И длиннющие руки потянулись со всех сторон отцеплять с ветки Леню.
Во время этого процесса, который можно было охарактеризовать как «спасение утопающих — дело рук самих утопающих», происходила беседа двух товарищей, Мурика и пантеры Панты:
— Я и так прыгал, как мог, но только ты, наверное, мерил по своим прыжкам, а не по моим. Мы же не договорились с тобой, какие шесть прыжков, — оправдывался неловко Мурик, не без сострадания глядя на Панту. Чувство вины начинало подтачивать его, и в этой болезненной ситуации несвойственное ему чувство жалости проникло в душу, на что муравьед незамедлительно отреагировал и начал двигаться в сторону Панты. Внезапно возведенная конструкция развалилась, как карточный домик. Скоординированным и проворным обезьянам не составило труда приземлиться на ноги, а вот Леня, вцепившись в одну из рук, которая для него была веткой, так и не отпускал ее, вися вниз головой.
Вся группа обезьян, видя, как Мурик, колясь об иглы кактусов, суетливо отдергивал одно растение за другим, принялась помогать ему вызволять Панту из зелено-колючего плена. Когда пантеру очистили от кактусов, и она медленными, но точными движениями терпеливо вытаскивала из себя обломленные иглы, раздался протяжный воинствующий клич. Видимо, Леня все же отцепился или его удалось отцепить и ему рассказали, что Панте нужна помощь, поэтому он, можно сказать, галопом спешил на помощь Панте, возвещая о своем скором приближении.

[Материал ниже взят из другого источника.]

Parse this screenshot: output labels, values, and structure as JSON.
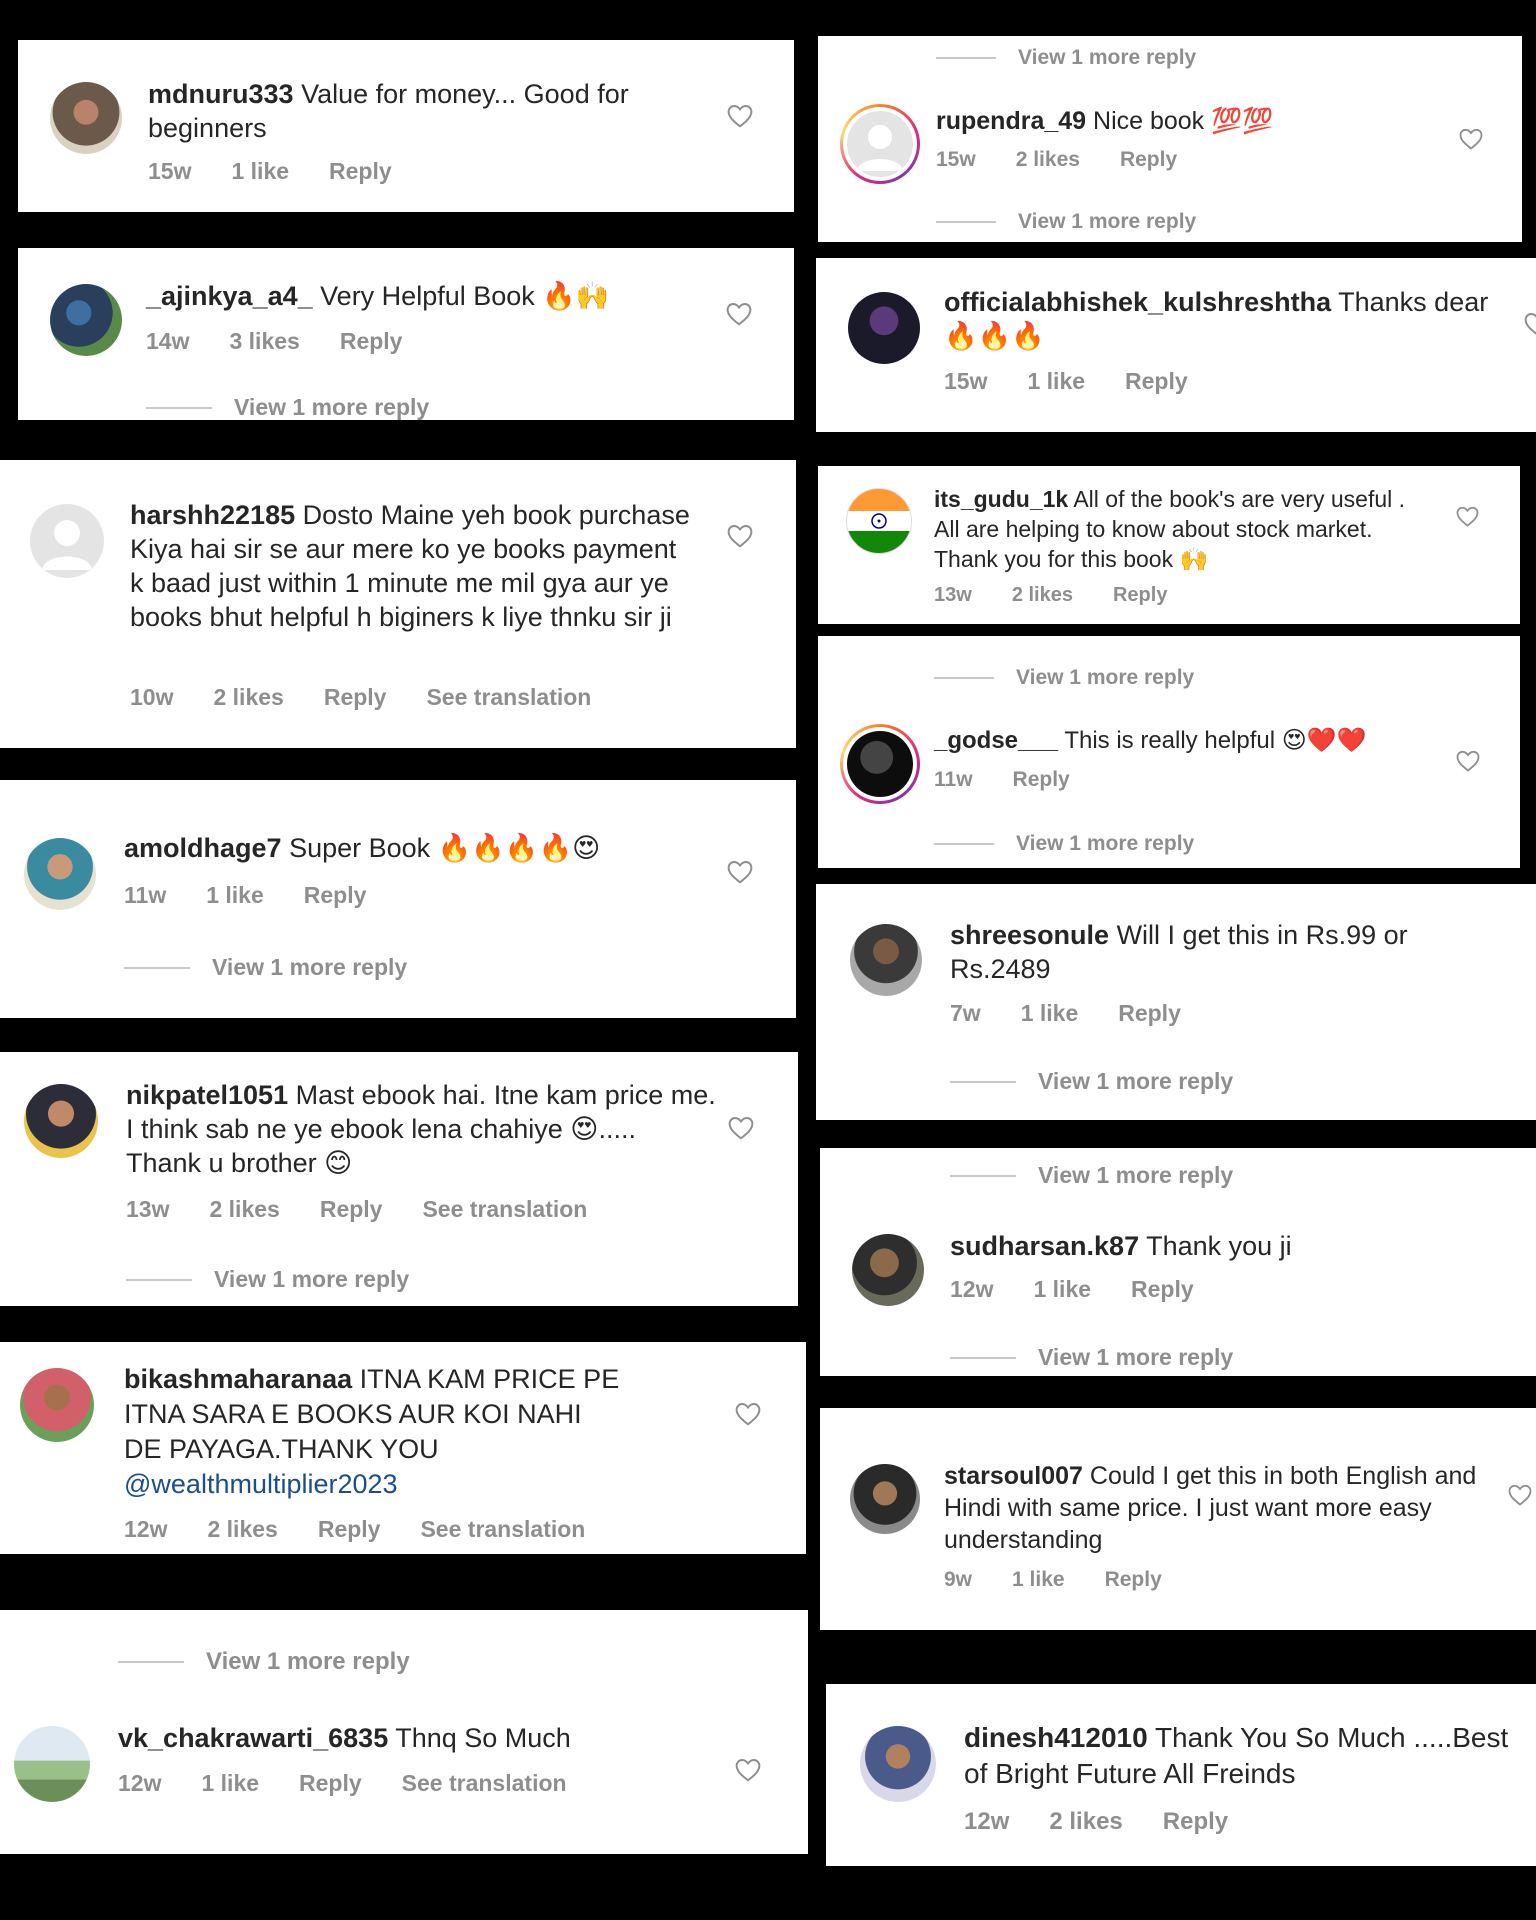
{
  "colors": {
    "background": "#000000",
    "card": "#ffffff",
    "username": "#262626",
    "meta": "#8e8e8e",
    "mention": "#1c4f8a"
  },
  "comments": [
    {
      "user": "mdnuru333",
      "text": "Value for money... Good for beginners",
      "age": "15w",
      "likes": "1 like",
      "reply": "Reply"
    },
    {
      "user": "_ajinkya_a4_",
      "text": "Very Helpful Book 🔥🙌",
      "age": "14w",
      "likes": "3 likes",
      "reply": "Reply",
      "more": "View 1 more reply"
    },
    {
      "user": "harshh22185",
      "text": "Dosto Maine yeh book purchase Kiya hai sir se aur mere ko ye books payment k baad just within 1 minute me mil gya aur ye books bhut helpful h biginers k liye thnku sir ji",
      "age": "10w",
      "likes": "2 likes",
      "reply": "Reply",
      "translate": "See translation"
    },
    {
      "user": "amoldhage7",
      "text": "Super Book 🔥🔥🔥🔥😍",
      "age": "11w",
      "likes": "1 like",
      "reply": "Reply",
      "more": "View 1 more reply"
    },
    {
      "user": "nikpatel1051",
      "text": "Mast ebook hai. Itne kam price me. I think sab ne ye ebook lena chahiye 😍..... Thank u brother 😊",
      "age": "13w",
      "likes": "2 likes",
      "reply": "Reply",
      "translate": "See translation",
      "more": "View 1 more reply"
    },
    {
      "user": "bikashmaharanaa",
      "text": "ITNA KAM PRICE PE ITNA SARA E BOOKS AUR KOI NAHI DE PAYAGA.THANK YOU",
      "mention": "@wealthmultiplier2023",
      "age": "12w",
      "likes": "2 likes",
      "reply": "Reply",
      "translate": "See translation"
    },
    {
      "user": "vk_chakrawarti_6835",
      "text": "Thnq So Much",
      "age": "12w",
      "likes": "1 like",
      "reply": "Reply",
      "translate": "See translation",
      "more_before": "View 1 more reply"
    },
    {
      "user": "rupendra_49",
      "text": "Nice book 💯💯",
      "age": "15w",
      "likes": "2 likes",
      "reply": "Reply",
      "more_before": "View 1 more reply",
      "more": "View 1 more reply"
    },
    {
      "user": "officialabhishek_kulshreshtha",
      "text": "Thanks dear 🔥🔥🔥",
      "age": "15w",
      "likes": "1 like",
      "reply": "Reply"
    },
    {
      "user": "its_gudu_1k",
      "text": "All of the book's are very useful . All are helping to know about stock market. Thank you for this book 🙌",
      "age": "13w",
      "likes": "2 likes",
      "reply": "Reply"
    },
    {
      "user": "_godse___",
      "text": "This is really helpful 😍❤️❤️",
      "age": "11w",
      "reply": "Reply",
      "more_before": "View 1 more reply",
      "more": "View 1 more reply"
    },
    {
      "user": "shreesonule",
      "text": "Will I get this in Rs.99 or Rs.2489",
      "age": "7w",
      "likes": "1 like",
      "reply": "Reply",
      "more": "View 1 more reply"
    },
    {
      "user": "sudharsan.k87",
      "text": "Thank you ji",
      "age": "12w",
      "likes": "1 like",
      "reply": "Reply",
      "more_before": "View 1 more reply",
      "more": "View 1 more reply"
    },
    {
      "user": "starsoul007",
      "text": "Could I get this in both English and Hindi with same price. I just want more easy understanding",
      "age": "9w",
      "likes": "1 like",
      "reply": "Reply"
    },
    {
      "user": "dinesh412010",
      "text": "Thank You So Much .....Best of Bright Future All Freinds",
      "age": "12w",
      "likes": "2 likes",
      "reply": "Reply"
    }
  ]
}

Тут мимо них пробежал дикобраз, от вида которого Панту подбросило и началась непроизвольная икота. Дикобраз, как обычно, ничего не замечая, выбежал на так называемое стрельбище и посмотрел на свои песочные часы, а потом вдаль. Из-за возвышенности, огибая ее, показался нанду, позади бежал альпака. Они неслись на приличной скорости, причем на лыжах. Все пристально следили за гонкой: на стрельбище всегда царило волнительное напряжение во время поражений мишеней биатлонистами. Мишени в виде небольших чурбачков располагались на стоявших поодаль валунах.

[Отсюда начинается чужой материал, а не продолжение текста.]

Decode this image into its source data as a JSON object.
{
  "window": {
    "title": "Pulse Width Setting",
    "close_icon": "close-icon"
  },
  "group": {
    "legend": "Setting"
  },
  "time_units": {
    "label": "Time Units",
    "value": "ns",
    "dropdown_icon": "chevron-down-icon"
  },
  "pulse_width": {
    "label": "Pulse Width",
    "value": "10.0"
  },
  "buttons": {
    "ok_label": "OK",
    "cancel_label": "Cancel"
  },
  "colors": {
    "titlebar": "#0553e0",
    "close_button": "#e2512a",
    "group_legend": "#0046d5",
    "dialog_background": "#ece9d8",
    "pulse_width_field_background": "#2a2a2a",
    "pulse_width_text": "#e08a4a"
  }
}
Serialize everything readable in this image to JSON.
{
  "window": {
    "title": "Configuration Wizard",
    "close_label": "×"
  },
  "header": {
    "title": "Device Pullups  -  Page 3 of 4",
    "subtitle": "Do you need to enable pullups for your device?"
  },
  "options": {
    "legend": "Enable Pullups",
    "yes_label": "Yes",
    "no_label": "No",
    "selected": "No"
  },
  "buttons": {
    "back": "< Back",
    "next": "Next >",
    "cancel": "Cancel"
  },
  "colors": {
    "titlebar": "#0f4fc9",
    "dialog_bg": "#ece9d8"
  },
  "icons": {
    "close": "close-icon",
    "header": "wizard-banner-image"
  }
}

Когда к месту изготовки для поражения мишеней подъехал нанду, он так тяжело дышал, что его маленькая голова на длинной шее болталась, словно на ветру. Но он резко успокоился и снял лыжу со своей правой лапы. Подняв лапу параллельно земле в сторону мишени, он прижался головой к бедру, закрыв один глаз, потом открыл и закрыл другой, не помня, каким же глазом нужно прицеливаться. Расположение мишени менялось относительно его ноги, появляясь то слева, то справа. Не поймав в перекрестие мишень, нанду, причудливым образом вскинув крыло вверх,откуда-то из-под полы своего оперенья достал трубку, которую ловким движением прикрепил к когтистой лапе. Однако мишень упорно не появлялась в трубке, поскольку от столь стремительного забега нога нанду ходила из стороны в сторону. Но как только показалась в перекрестие мишень, нанду, не раздумывая, в один прием поменял положение ног: прицельная нога стала опорной, а из опорной ловким движением вылетел снежок. Он пролетел чуть ниже мишени и образцово-красочно, подобно маленькому хлопку, оставил на камне белоснежную отметину. Среди зрителей подобно эху пронеслось: «Уух».

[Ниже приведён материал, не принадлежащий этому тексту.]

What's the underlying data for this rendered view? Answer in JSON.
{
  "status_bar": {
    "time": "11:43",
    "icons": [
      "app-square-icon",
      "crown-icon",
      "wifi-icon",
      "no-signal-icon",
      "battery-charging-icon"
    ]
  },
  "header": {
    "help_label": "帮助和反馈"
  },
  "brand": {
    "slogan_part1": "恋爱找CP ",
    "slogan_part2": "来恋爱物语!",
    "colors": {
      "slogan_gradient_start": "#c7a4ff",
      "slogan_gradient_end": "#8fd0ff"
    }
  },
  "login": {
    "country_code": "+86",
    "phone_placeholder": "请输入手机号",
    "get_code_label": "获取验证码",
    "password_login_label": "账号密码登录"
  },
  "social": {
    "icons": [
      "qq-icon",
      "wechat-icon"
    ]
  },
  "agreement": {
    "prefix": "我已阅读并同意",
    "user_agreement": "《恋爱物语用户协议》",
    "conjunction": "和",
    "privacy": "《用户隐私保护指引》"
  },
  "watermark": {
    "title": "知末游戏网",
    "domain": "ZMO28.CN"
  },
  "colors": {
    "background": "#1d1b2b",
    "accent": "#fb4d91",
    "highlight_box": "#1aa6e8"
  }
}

— О, мама мия!!! — схватившись за голову, склонился к земле дикобраз, как это делают обычно футболисты, которые не попадают в ворота, когда они пустые. При этом иглы дикобраза распушились, отчего у Панты возобновилась прошедшая икота. Икота совпадала с тактом метаний нанду, который так и не мог попасть в мишень и все время мазал на шесть часов.
— Курок дергает, плавнее нужно нажимать, ствол ныряет, — словно мастер, заявил Леня. — Или на пару делений нужно планку поднять, — продолжал он комментировать метание нанду.
Дикобраз повернулся к комментатору и неодобрительно посмотрел. Не выдержав такой взгляд, Леня возвел глаза к небу, как будто не из его уст изливались комментарии. Но тут в сектор для метания подбежал альпака, которому было легче, поскольку он мог и целиться, и метать одновременно. Он тоже примостил к своему копыту странную трубочку и через нее прицеливался к мишеням. Но после его бросков так и не удалось не то, что найти место, куда попал снежок, но и понять, куда он его запулил, поскольку пространство впереди никаких признаков полета снежков не содержало. Это было не «молоко», как говорят стрелки, а за пределами «молока». Зрители молчали, недоуменно смотря вдаль, поскольку их ожидания услышать хотькакой-то хлопок устремились в бесконечность.
— А у этого дуло раздуто, наверное, — неугомонно продолжал комментировать Леня.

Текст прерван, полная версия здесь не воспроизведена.